For me, this book is a joy and a delight. It’s imaginative. It’s forward-thinking. It’s honest about how we relate to one another and see-but-can’t-see each other. It works literally as well as as metaphor. It takes itself seriously enough to be perfectly constructed and pure in tone and style, but doesn’t take itself seriously at all. It’s whimsical, and terrifying. It pulls zero punches, but never hurts… except when it does.
It’s also worth be noting that initially, I accidentally read it out of order. A couple of years ago, I was buying books for a vacation, and added “Anansi Boys” to my kindle, then inhaled it. When I got about three-quarters of the way through, I suddenly realized that “Anansi Boys” was a sequel. And then I continued. And then I read “American Gods,” and it was still complete heaven (no cuteness about the theoretical afterlife intended). They both work so well as stories and concepts (and I’m now re-reading “Anansi Boys,” so there will be a review of that soon) that I would honestly call them companion pieces rather than a linear series. Or whatever Neil Gaiman wants; he’s the boss.

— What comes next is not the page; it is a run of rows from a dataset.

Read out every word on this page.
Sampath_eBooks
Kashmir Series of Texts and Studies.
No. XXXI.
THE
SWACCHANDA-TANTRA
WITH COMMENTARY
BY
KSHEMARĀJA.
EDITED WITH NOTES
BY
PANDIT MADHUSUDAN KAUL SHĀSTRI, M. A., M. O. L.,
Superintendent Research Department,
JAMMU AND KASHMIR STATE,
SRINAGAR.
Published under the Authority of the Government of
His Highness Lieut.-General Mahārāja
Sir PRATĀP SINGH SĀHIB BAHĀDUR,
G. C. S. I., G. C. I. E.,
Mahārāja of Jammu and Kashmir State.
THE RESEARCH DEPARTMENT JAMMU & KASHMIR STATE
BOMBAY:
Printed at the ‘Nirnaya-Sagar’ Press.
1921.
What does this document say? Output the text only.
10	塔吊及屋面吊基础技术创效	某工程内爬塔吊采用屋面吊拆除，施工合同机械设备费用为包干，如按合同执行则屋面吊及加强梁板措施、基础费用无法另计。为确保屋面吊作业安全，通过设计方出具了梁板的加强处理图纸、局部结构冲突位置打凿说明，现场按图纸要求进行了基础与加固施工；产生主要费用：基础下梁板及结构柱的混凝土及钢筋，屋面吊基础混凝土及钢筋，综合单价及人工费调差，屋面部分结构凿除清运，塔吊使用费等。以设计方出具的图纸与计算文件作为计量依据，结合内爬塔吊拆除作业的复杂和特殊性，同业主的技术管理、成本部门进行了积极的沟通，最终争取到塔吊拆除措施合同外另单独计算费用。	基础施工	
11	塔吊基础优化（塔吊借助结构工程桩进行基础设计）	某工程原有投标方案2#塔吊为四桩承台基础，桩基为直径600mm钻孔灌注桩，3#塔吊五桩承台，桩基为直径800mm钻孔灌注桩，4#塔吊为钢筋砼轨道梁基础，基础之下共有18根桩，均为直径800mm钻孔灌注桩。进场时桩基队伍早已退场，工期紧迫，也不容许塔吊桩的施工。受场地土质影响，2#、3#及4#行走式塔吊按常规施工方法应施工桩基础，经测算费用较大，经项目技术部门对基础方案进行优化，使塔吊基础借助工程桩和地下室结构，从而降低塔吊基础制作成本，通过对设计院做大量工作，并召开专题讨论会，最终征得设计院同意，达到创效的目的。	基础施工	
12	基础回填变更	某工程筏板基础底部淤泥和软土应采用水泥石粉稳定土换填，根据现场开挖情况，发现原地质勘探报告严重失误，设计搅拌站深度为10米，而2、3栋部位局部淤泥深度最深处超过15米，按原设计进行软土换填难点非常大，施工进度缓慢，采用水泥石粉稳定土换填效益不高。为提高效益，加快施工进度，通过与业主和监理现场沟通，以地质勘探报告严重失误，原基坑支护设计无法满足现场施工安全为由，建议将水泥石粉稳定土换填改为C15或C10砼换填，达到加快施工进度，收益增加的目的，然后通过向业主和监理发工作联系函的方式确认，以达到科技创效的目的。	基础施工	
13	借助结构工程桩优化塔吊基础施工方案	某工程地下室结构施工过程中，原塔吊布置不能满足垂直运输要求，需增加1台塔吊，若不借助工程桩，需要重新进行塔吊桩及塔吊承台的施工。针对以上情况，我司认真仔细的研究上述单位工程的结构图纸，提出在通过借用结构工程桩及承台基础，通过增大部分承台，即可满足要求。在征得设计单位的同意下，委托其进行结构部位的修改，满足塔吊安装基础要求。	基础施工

I needed this as a soul cleanser after Oates’ “Zombie,” (plus, I am getting STOOOOOOOOOOKED about the upcoming Fuller series) and it was perfect… like, well, curling up with a good, favorite book. This fits on my shelf with “A Hitchhiker’s Guide to the Universe” (oh shit, I’m due for re-read of that, too), and “The Last Unicorn.” You know, books that you always love no matter your mood or life status, books that take care of you, and make you smile, and think, and feel a little challenged, but mostly in on the joke.